La commission d’enquête parlementaire sur les effets psychologiques de TikTok rend son rapport. Plus de 40 recommandations pour «sortir nos enfants du piège TikTok», «un océan de trash» et «un réseau hors de contrôle à l’assaut de la jeunesse».
Après 95 heures d’auditions, la commission d’enquête parlementaire sur les effets psychologiques de TikTok sur les mineurs dévoile ce jeudi son rapport. Elle préconise notamment l’interdiction des réseaux sociaux aux moins de 15 ans, l’instauration d’un «couvre-feu numérique» sur les réseaux sociaux de 22 heures à 8 heures pour les adolescents de 15 à 18 ans ou encore la modification de l’algorithme du réseau social.

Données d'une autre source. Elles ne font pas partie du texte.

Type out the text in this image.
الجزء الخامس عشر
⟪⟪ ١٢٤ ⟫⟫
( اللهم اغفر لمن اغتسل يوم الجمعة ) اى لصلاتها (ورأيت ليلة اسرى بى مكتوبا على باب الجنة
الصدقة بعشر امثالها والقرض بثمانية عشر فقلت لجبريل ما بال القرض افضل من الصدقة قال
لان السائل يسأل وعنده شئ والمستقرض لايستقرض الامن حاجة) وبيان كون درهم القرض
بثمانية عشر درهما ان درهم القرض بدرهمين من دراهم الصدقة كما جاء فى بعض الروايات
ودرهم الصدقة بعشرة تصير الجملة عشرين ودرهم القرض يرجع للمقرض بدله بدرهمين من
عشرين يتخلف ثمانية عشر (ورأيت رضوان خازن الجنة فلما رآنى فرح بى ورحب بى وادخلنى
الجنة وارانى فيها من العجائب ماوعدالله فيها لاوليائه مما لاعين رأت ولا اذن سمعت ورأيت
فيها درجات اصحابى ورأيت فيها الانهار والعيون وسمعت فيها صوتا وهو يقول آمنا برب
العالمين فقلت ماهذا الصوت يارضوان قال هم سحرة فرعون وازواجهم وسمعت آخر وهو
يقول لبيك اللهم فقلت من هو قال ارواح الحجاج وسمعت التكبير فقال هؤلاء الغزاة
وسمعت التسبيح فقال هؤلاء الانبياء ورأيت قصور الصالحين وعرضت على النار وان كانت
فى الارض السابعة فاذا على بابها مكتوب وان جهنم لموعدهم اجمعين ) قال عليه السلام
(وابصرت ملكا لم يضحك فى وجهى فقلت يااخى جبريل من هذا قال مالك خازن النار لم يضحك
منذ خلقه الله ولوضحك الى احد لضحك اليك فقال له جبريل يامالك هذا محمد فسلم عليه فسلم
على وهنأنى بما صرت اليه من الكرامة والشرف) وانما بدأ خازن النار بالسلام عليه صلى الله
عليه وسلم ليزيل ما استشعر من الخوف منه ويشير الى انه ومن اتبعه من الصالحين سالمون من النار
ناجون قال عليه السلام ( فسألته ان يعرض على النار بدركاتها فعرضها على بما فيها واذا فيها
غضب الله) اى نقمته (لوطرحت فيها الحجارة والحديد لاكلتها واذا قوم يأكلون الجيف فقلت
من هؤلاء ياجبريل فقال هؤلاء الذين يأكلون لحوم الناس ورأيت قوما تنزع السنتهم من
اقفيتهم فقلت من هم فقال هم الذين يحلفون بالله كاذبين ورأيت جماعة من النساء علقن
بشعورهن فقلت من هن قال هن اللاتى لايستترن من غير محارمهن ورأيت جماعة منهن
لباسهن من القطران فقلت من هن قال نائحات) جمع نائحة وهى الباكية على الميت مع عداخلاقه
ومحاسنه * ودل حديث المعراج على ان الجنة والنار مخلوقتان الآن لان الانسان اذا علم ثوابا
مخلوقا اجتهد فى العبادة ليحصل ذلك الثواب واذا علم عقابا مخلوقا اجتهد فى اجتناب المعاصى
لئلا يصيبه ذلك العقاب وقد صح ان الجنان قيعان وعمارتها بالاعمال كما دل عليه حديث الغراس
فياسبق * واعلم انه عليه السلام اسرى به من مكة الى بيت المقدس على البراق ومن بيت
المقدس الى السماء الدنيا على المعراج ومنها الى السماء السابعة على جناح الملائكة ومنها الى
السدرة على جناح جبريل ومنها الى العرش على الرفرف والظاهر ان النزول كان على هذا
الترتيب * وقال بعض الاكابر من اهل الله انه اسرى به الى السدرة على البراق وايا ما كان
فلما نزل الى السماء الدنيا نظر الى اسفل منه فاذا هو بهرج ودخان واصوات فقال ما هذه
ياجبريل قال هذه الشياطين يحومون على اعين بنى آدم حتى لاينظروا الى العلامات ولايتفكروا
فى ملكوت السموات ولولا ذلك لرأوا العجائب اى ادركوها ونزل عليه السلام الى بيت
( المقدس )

ARTICLE – TikTok : « Un système proche de celui des drogues »… comment le « piège algorithmique » du réseau social chinois rend accros les jeunes
Publié le 12/09/2025 MIDI LIBRE ANTHONY CHAPUIS
Visé par un rapport parlementaire publié ce jeudi 11 septembre, le réseau social TikTok a toujours cristallisé les débats, surtout à cause de son algorithme qui rend les jeunes de plus en plus accros. Décryptage de comment fonctionne le réseau social préféré des jeunes.
Massivement utilisé par les jeunes, le réseau social TikTok est dans le viseur des parlementaires. Dans son rapport publié ce jeudi 11 septembre 2025, la commission d’enquête sur les effets psychologiques de plateforme chinoise met en garde contre cet « océan de trash » et liste 43 propositions pour limiter l’exposition des enfants aux écrans. Parmi elles, l’instauration d’un couvre-feu numérique pour les jeunes âgés de 15 à 18 ans voire une interdiction des réseaux sociaux pour les moins de 15 ans.
Un « monde pensé pour les adolescents »
La rapporteure Laure Miller propose même la création d’un « délit de négligence numérique » complétant l’article 227-17 du Code pénal existant, afin de sanctionner les comportements parentaux inappropriés concernant l’usage des écrans par leurs enfants. Alors pourquoi tant de précautions ? Parce que le géant chinois serait un véritable « piège algorithmique », rendant accros les plus jeunes. « Plus que tous les autres, TikTok a su identifier les profils afin de nourrir les désirs, presque en les anticipant », analyse Vincenzo Susca, professeur de sociologie à l’université Paul-Valéry de Montpellier. Selon celui qui est également l’auteur de Technomagie, Extases, totems et enchantements dans la culture numérique (Ed. Liber), le réseau social vise les adolescents avec un « monde pensé pour eux, très léger, très éphémère ».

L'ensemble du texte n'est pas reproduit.